TM starts off very well - early 20th Century beginnings including one where I say to M - 'looks like that guy had seen a lot of Monet' - and it's a Monet!. Dali, Picasso (not much or interesting), some Tanguy, Ernst, Man Ray. Great kinetic art too - this sort of stuff just has to work. Then it gets a little silly (Man Ray again, someone who does heating vents, a flat-sided car). The crowds (TM is free, so lots of people of all sorts, knowledge and ages come) give some guide. Works that show (as I always look for) clear evidence of technical skill and familiarity with the materials attract people at least long enough to read the labels. A very popular work is a traditional musuem cabinet with opening exhibit drawers and display shelves, full of artefacts removed from two digs in the Thames outside the two Tates: South Bank (where we are) and Millbank (Tate British). There's everything from human bones to plastic Coke caps and AA cards. The installation runs to the head digger's overalls, boots and coat. People just love this stuff. There's drawer opening and closing, circling around and coming back, and the merest nod to 'Modernism' in that the artefacts are not arranged in a conventional way (no chronology or explanation - more by shape and size than anything). But it's capital A Accessible.
Which is more than can be said about some of the rest. The reaction of people en masse can't be mistaken for knowledgeable criticism, but it is noticeable that the circulation through is very fast, and the benches (except for that in front of a Pollock, for some reason) are not occupied by art lovers but, if at all, by parents and other fractious walkers who have just taken a few steps too far into the wrong part of town.
There are three main schools of art in this part of TM:
Hurl and Hope (Pollock),
Tray and Roller (Rothko) and
Squat and Push (we didn't stop to read the labels about which artist but they certainly had a good feed beforehand).
My Barcelona productions, framed, would have won prizes in two of the three categories I have devised. It is entirely understandable that artists of all sorts need to differentiate themselves, go against the perceived 'order of things' and generally challenge the senses. But when the effect (a Tray and Roller school piece) is a 2x3m solid red canvas, and the work has to stand on it's own against a lot of others, there is no context anymore, and the technical skill is certainly not evident. Most people can think of a partly stripped wall in a spare room that looks like some of these pieces. So they think to themselves, stuff this, there's bound to be something I can relate to further on, and just keep going.
Most of the works are too recent (this century) for real judgement to occur, but I feel history will quietly discard some of these pieces. Or the cleaners will make a dreadful mistake.
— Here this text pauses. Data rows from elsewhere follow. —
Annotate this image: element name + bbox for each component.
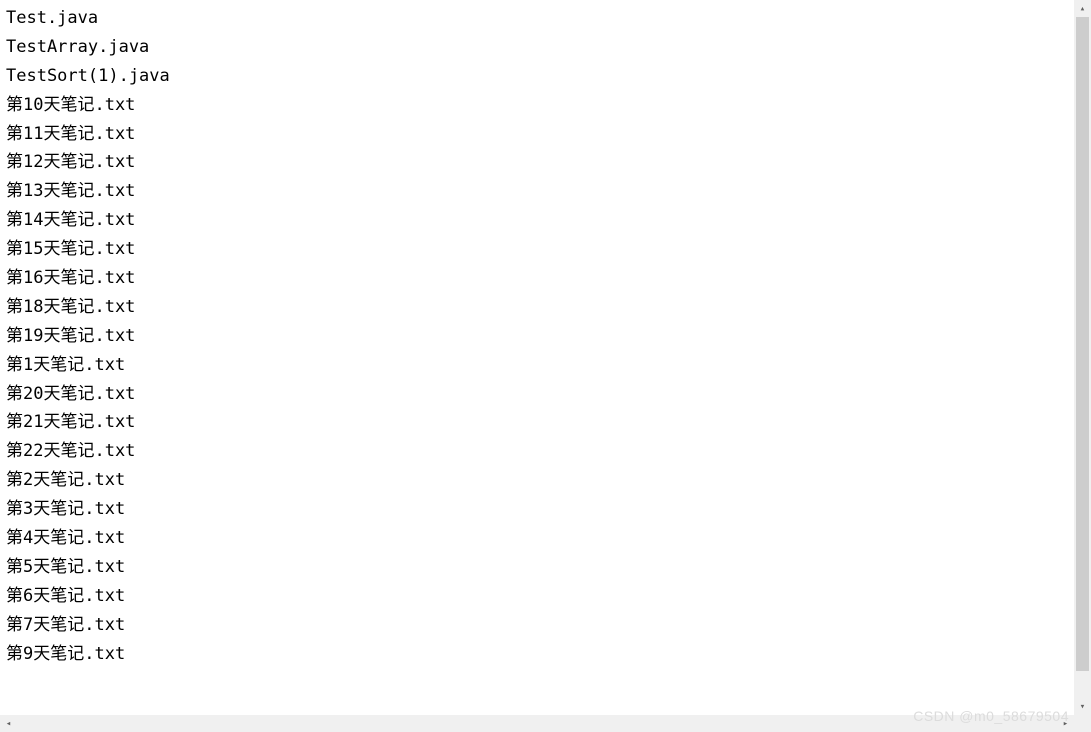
horizontal-scrollbar[interactable]: ◂ ▸ <box>0 715 1074 732</box>
scroll-corner <box>1074 715 1091 732</box>
file-line: 第3天笔记.txt <box>6 495 1068 524</box>
file-line: 第15天笔记.txt <box>6 235 1068 264</box>
file-line: 第9天笔记.txt <box>6 640 1068 669</box>
file-line: Test.java <box>6 4 1068 33</box>
file-line: 第1天笔记.txt <box>6 351 1068 380</box>
file-line: 第10天笔记.txt <box>6 91 1068 120</box>
file-line: 第12天笔记.txt <box>6 148 1068 177</box>
file-line: 第19天笔记.txt <box>6 322 1068 351</box>
file-line: 第20天笔记.txt <box>6 380 1068 409</box>
vertical-scroll-track[interactable] <box>1074 17 1091 698</box>
file-line: TestSort(1).java <box>6 62 1068 91</box>
file-line: 第11天笔记.txt <box>6 120 1068 149</box>
horizontal-scroll-track[interactable] <box>17 715 1057 732</box>
file-line: 第7天笔记.txt <box>6 611 1068 640</box>
scroll-left-button[interactable]: ◂ <box>0 715 17 732</box>
file-line: 第2天笔记.txt <box>6 466 1068 495</box>
file-line: 第13天笔记.txt <box>6 177 1068 206</box>
vertical-scroll-thumb[interactable] <box>1076 17 1089 671</box>
file-line: 第16天笔记.txt <box>6 264 1068 293</box>
scroll-down-button[interactable]: ▾ <box>1074 698 1091 715</box>
file-line: 第4天笔记.txt <box>6 524 1068 553</box>
vertical-scrollbar[interactable]: ▴ ▾ <box>1074 0 1091 715</box>
file-line: 第22天笔记.txt <box>6 437 1068 466</box>
file-line: 第21天笔记.txt <box>6 408 1068 437</box>
file-line: 第6天笔记.txt <box>6 582 1068 611</box>
file-line: 第18天笔记.txt <box>6 293 1068 322</box>
scroll-up-button[interactable]: ▴ <box>1074 0 1091 17</box>
file-line: TestArray.java <box>6 33 1068 62</box>
file-line: 第14天笔记.txt <box>6 206 1068 235</box>
scroll-right-button[interactable]: ▸ <box>1057 715 1074 732</box>
file-list-output: Test.javaTestArray.javaTestSort(1).java第… <box>0 0 1074 715</box>
file-line: 第5天笔记.txt <box>6 553 1068 582</box>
Or, in the case of the heating vent 'artist', some hapless local heat/ventilation/air con (HVAC) engineering firm, summoned to attend to a malfunctioning plant unit in the vicinty, will take the thing away entirely. 'There's yer problem, guv'nor - thermostat's gawn'. Tee hee.
TM is of course well worth seeing for the sun, the art and the silliness. How else to figure it all out? It's only when things go way too far that a sense of where the middle lies, and what constitutes skill worth supporting, can evolve.